La situation est doublement dramatique : d'une part, on constate que le nombre de chercheurs, qui sont parmi les plus performants au monde, reflue et que des programmes internationaux sont menacés ou supprimés ; par ailleurs, des bases de données utilisées par la communauté scientifique internationale ne sont plus accessibles ou interdisent certains mots-clés de recherche, ce qui pose des difficultés majeures.

Vous l'avez dit, en France, et partout en Europe, des universités ouvrent dès aujourd'hui des postes pour accueillir des chercheurs américains et nous soutiendrons évidemment cet effort avec un certain nombre de mesures spécifiques.

Au-delà, il faut aussi mobiliser la Commission européenne et toutes les institutions de l'Union pour développer l'autonomie stratégique de l'Europe en matière de recherche, en reconsidérant l'ensemble des partenariats et la manière dont nous travaillons aujourd'hui avec nos grands partenaires, partout dans le monde.
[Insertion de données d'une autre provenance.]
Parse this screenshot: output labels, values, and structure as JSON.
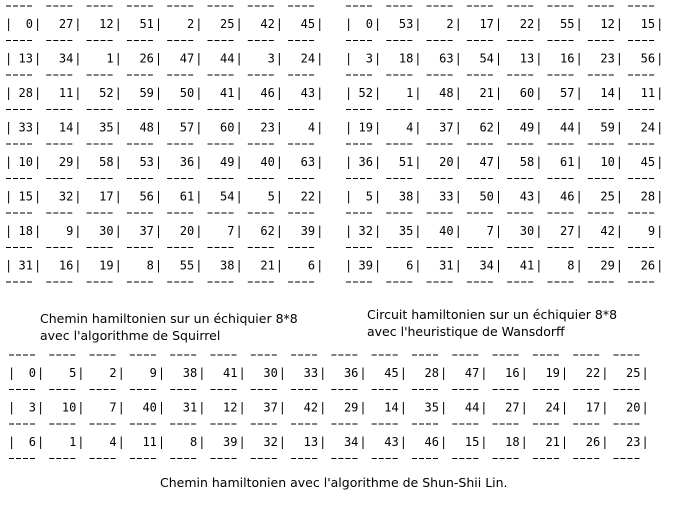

Nous devrons également nous efforcer de disposer de bases de données autonomes, afin de permettre à l'ensemble des chercheurs de mener leurs travaux de manière libre et indépendante, dans le respect de la liberté académique, laquelle est absolument fondamentale pour l'avancée des connaissances. (Applaudissements sur des travées du groupe RDPI.)